Ketchum made his comments Thursday at the 2010 Government, Regulatory and Compliance Conference of the Insured Retirement Institute, a trade group of annuity providers, in New York.

Inappropriate sales crop up in particular with indexed and variable annuities, he said. Far too often, investors' liquidity needs and tolerance for risk are not taken into consideration during sales, Ketchum said.

Finra has also found evidence of inadequate training and supervision of salespersons and the failure to document transaction approvals. Prior to a sale, a variable annuity account executive should carefully review the sale to be sure a customer understands the risks and suitability of the product, Ketchum told his audience.

Finra's examination/enforcement program has profoundly changed to ensure that when serious problems that could be fraud are identified, "we move to enforcement as soon as possible," Ketchum said. No one can ensure that there won't be another situation like the one that developed with Bernard Madoff, but Finra can ensure that there is a focus on fraud, he said.

Ketchum ensured his audience that going forward, Finra will work to be sure its examiners understand "what is going on with your firms," so that it will spend more time on firms that pose a risk to investors and less time on those that don't.
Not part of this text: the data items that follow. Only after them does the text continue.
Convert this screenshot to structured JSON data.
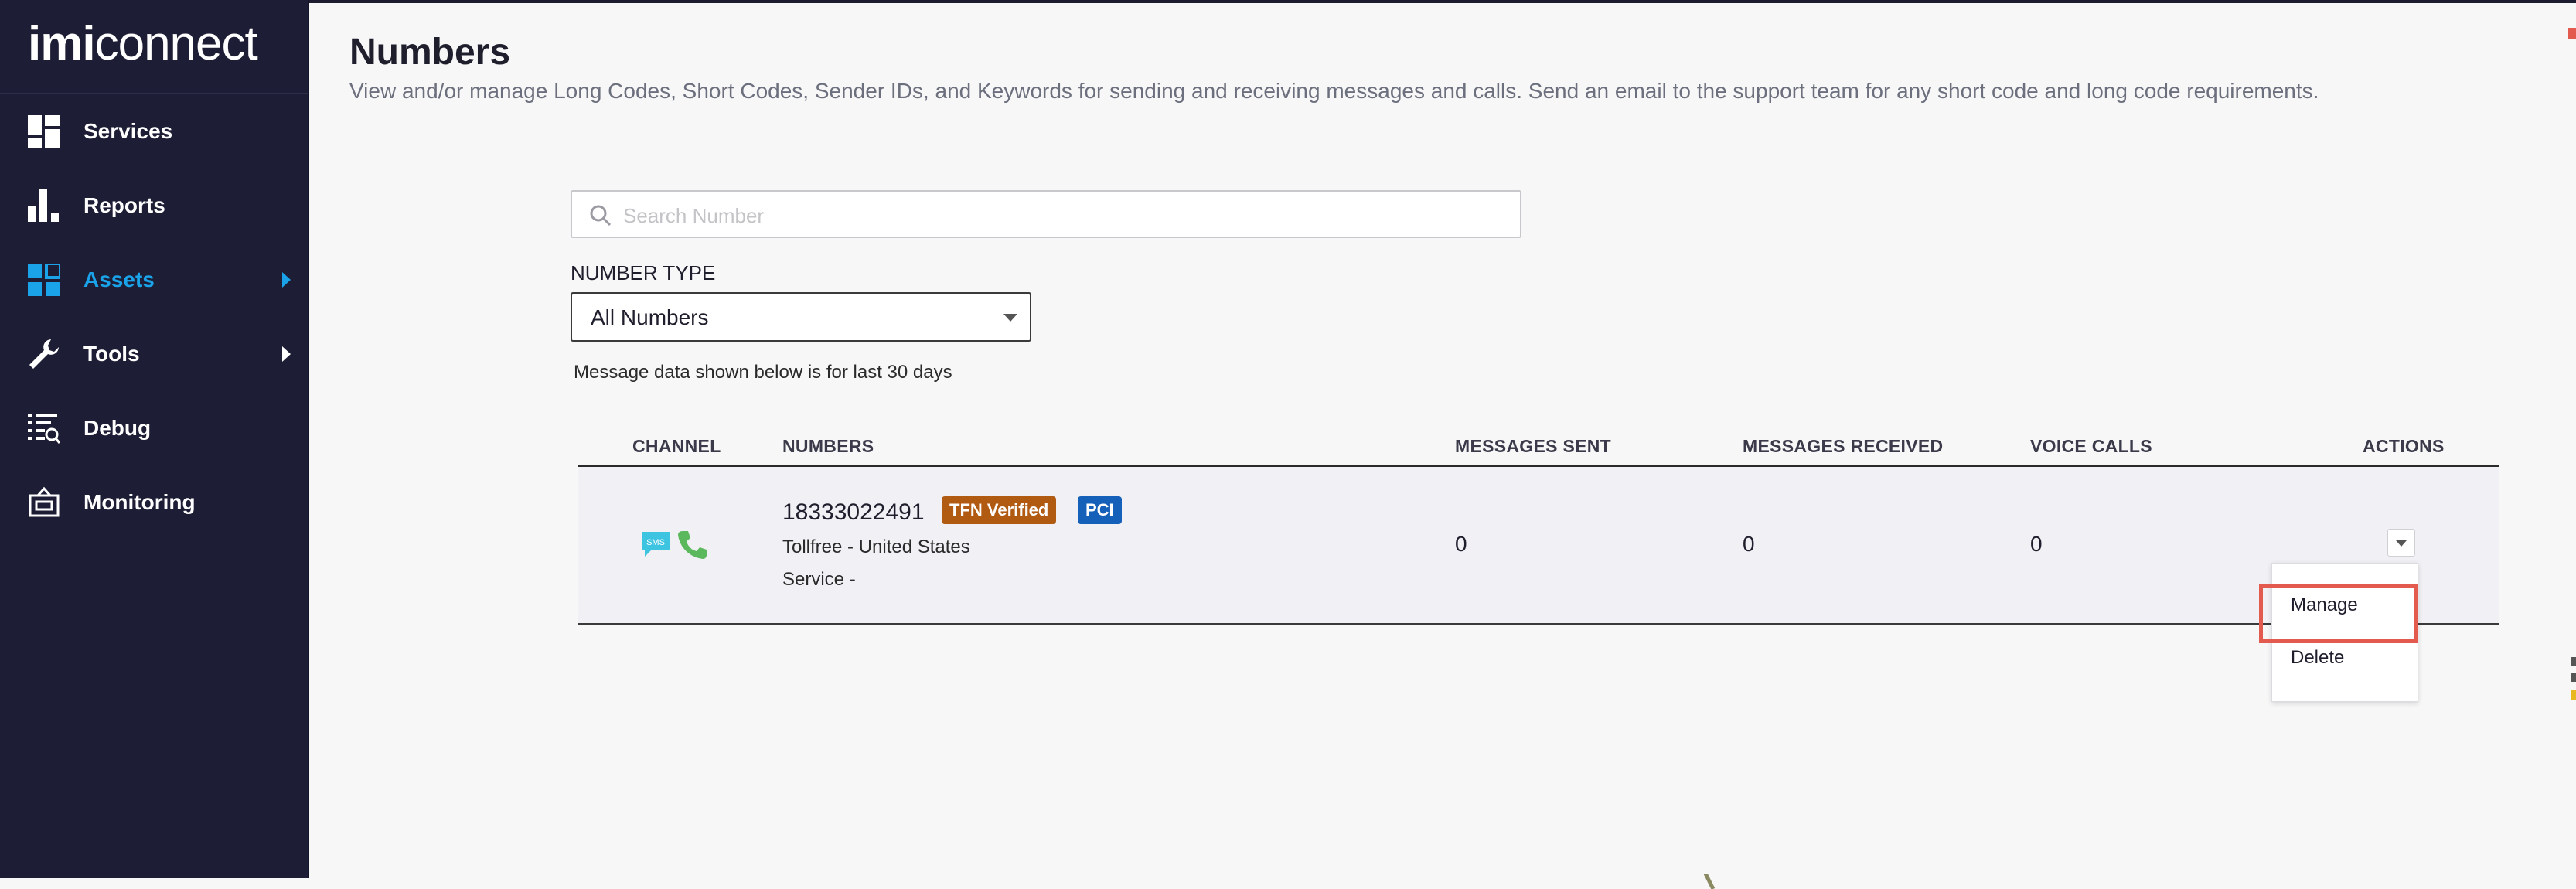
{
  "app": {
    "logo_bold": "imi",
    "logo_light": "connect"
  },
  "sidebar": {
    "items": [
      {
        "label": "Services",
        "icon": "dashboard-icon",
        "active": false
      },
      {
        "label": "Reports",
        "icon": "bar-chart-icon",
        "active": false
      },
      {
        "label": "Assets",
        "icon": "grid-icon",
        "active": true
      },
      {
        "label": "Tools",
        "icon": "wrench-icon",
        "active": false
      },
      {
        "label": "Debug",
        "icon": "debug-list-icon",
        "active": false
      },
      {
        "label": "Monitoring",
        "icon": "monitor-icon",
        "active": false
      }
    ]
  },
  "page": {
    "title": "Numbers",
    "description": "View and/or manage Long Codes, Short Codes, Sender IDs, and Keywords for sending and receiving messages and calls. Send an email to the support team for any short code and long code requirements."
  },
  "search": {
    "placeholder": "Search Number",
    "value": ""
  },
  "filter": {
    "label": "NUMBER TYPE",
    "selected": "All Numbers"
  },
  "note": "Message data shown below is for last 30 days",
  "table": {
    "columns": [
      "CHANNEL",
      "NUMBERS",
      "MESSAGES SENT",
      "MESSAGES RECEIVED",
      "VOICE CALLS",
      "ACTIONS"
    ],
    "rows": [
      {
        "channels": [
          "sms-icon",
          "phone-icon"
        ],
        "number": "18333022491",
        "badges": [
          "TFN Verified",
          "PCI"
        ],
        "type": "Tollfree - United States",
        "service": "Service -",
        "messages_sent": "0",
        "messages_received": "0",
        "voice_calls": "0"
      }
    ]
  },
  "actions_menu": {
    "items": [
      "Manage",
      "Delete"
    ],
    "highlighted": "Manage"
  },
  "colors": {
    "sidebar_bg": "#1d1d35",
    "active_accent": "#1aa3e8",
    "badge_tfn": "#b05a12",
    "badge_pci": "#1560b8",
    "highlight": "#e35b4f"
  }
}
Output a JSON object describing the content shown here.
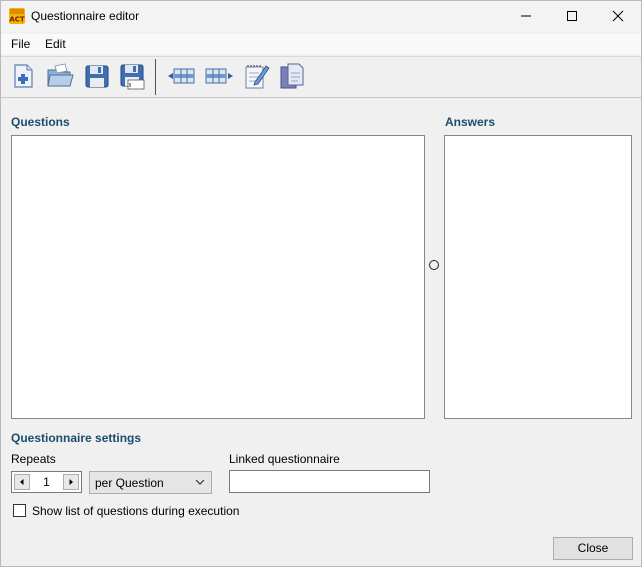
{
  "window": {
    "title": "Questionnaire editor",
    "app_icon_text": "ACT"
  },
  "menu": {
    "items": [
      "File",
      "Edit"
    ]
  },
  "toolbar": {
    "buttons": [
      "new-document-icon",
      "open-folder-icon",
      "save-icon",
      "save-as-icon",
      "add-column-left-icon",
      "add-column-right-icon",
      "edit-notepad-icon",
      "copy-document-icon"
    ]
  },
  "questions": {
    "label": "Questions"
  },
  "answers": {
    "label": "Answers"
  },
  "settings": {
    "label": "Questionnaire settings",
    "repeats_label": "Repeats",
    "repeats_value": "1",
    "repeat_mode": "per Question",
    "linked_label": "Linked questionnaire",
    "linked_value": "",
    "show_list_label": "Show list of questions during execution",
    "show_list_checked": false
  },
  "footer": {
    "close_label": "Close"
  }
}
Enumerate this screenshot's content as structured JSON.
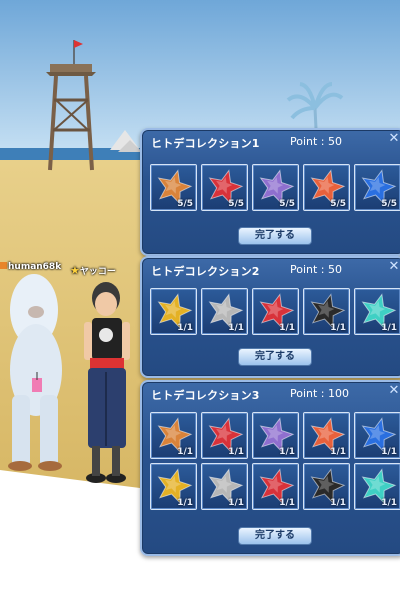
{
  "players": [
    {
      "name": "human68k",
      "icon": "orange-guild-icon"
    },
    {
      "name": "ヤッコー",
      "icon": "gold-star-icon"
    }
  ],
  "panels": [
    {
      "title": "ヒトデコレクション1",
      "point_label": "Point : 50",
      "button": "完了する",
      "slots": [
        {
          "color": "orange-star",
          "count": "5/5"
        },
        {
          "color": "red-star",
          "count": "5/5"
        },
        {
          "color": "purple-star",
          "count": "5/5"
        },
        {
          "color": "coral-star",
          "count": "5/5"
        },
        {
          "color": "blue-star",
          "count": "5/5"
        }
      ]
    },
    {
      "title": "ヒトデコレクション2",
      "point_label": "Point : 50",
      "button": "完了する",
      "slots": [
        {
          "color": "gold-star",
          "count": "1/1"
        },
        {
          "color": "silver-star",
          "count": "1/1"
        },
        {
          "color": "red-star",
          "count": "1/1"
        },
        {
          "color": "black-star",
          "count": "1/1"
        },
        {
          "color": "teal-star",
          "count": "1/1"
        }
      ]
    },
    {
      "title": "ヒトデコレクション3",
      "point_label": "Point : 100",
      "button": "完了する",
      "slots": [
        {
          "color": "orange-star",
          "count": "1/1"
        },
        {
          "color": "red-star",
          "count": "1/1"
        },
        {
          "color": "purple-star",
          "count": "1/1"
        },
        {
          "color": "coral-star",
          "count": "1/1"
        },
        {
          "color": "blue-star",
          "count": "1/1"
        },
        {
          "color": "gold-star",
          "count": "1/1"
        },
        {
          "color": "silver-star",
          "count": "1/1"
        },
        {
          "color": "red-star",
          "count": "1/1"
        },
        {
          "color": "black-star",
          "count": "1/1"
        },
        {
          "color": "teal-star",
          "count": "1/1"
        }
      ]
    }
  ],
  "colors": {
    "panel_bg": "#2a538f",
    "panel_border": "#9bbbe6",
    "sky": "#9ec9ea",
    "sand": "#e2c87a",
    "orange-star": "#d9833a",
    "red-star": "#d8323a",
    "purple-star": "#8f6fcf",
    "coral-star": "#e8613c",
    "blue-star": "#2a6fe0",
    "gold-star": "#e4b125",
    "silver-star": "#b7b7b7",
    "black-star": "#2a2a2a",
    "teal-star": "#3fd0c4"
  }
}
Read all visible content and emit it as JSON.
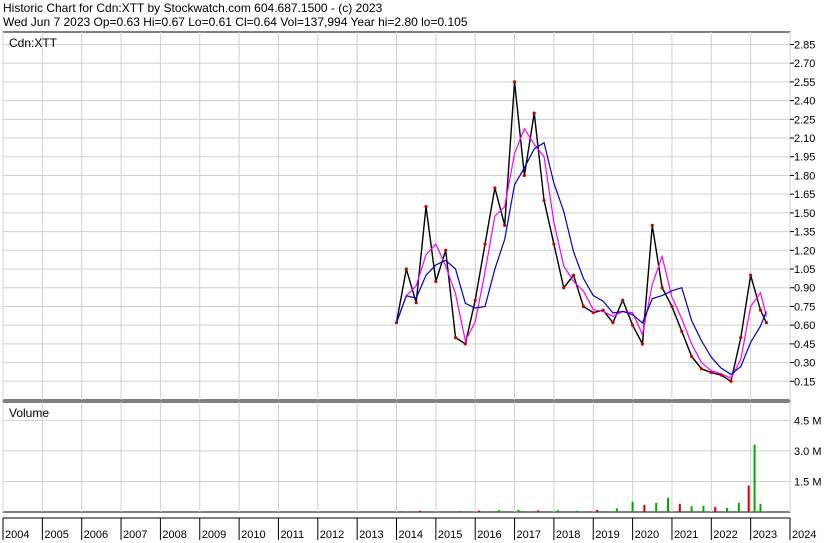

America is at the cusp of financial reform, but reform won't address all issues, Ketchum said. He urged the annuity industry to be sure it undertakes meaningful discussions with customers, take their needs into consideration first and foremost and provide clear, plain English disclosure on products. He commended the IRI for its work with the Securities and Exchange Commission in efforts to create simplified prospectuses for annuities, much like those offered for mutual funds.

Finra also supports clear point-of-sale disclosure, he said. Profile Plus, a point-of-sale disclosure used for mutual funds, could serve as a model for simplified point-of-sale disclosure for variable annuities, and could be delivered via the Internet, he said.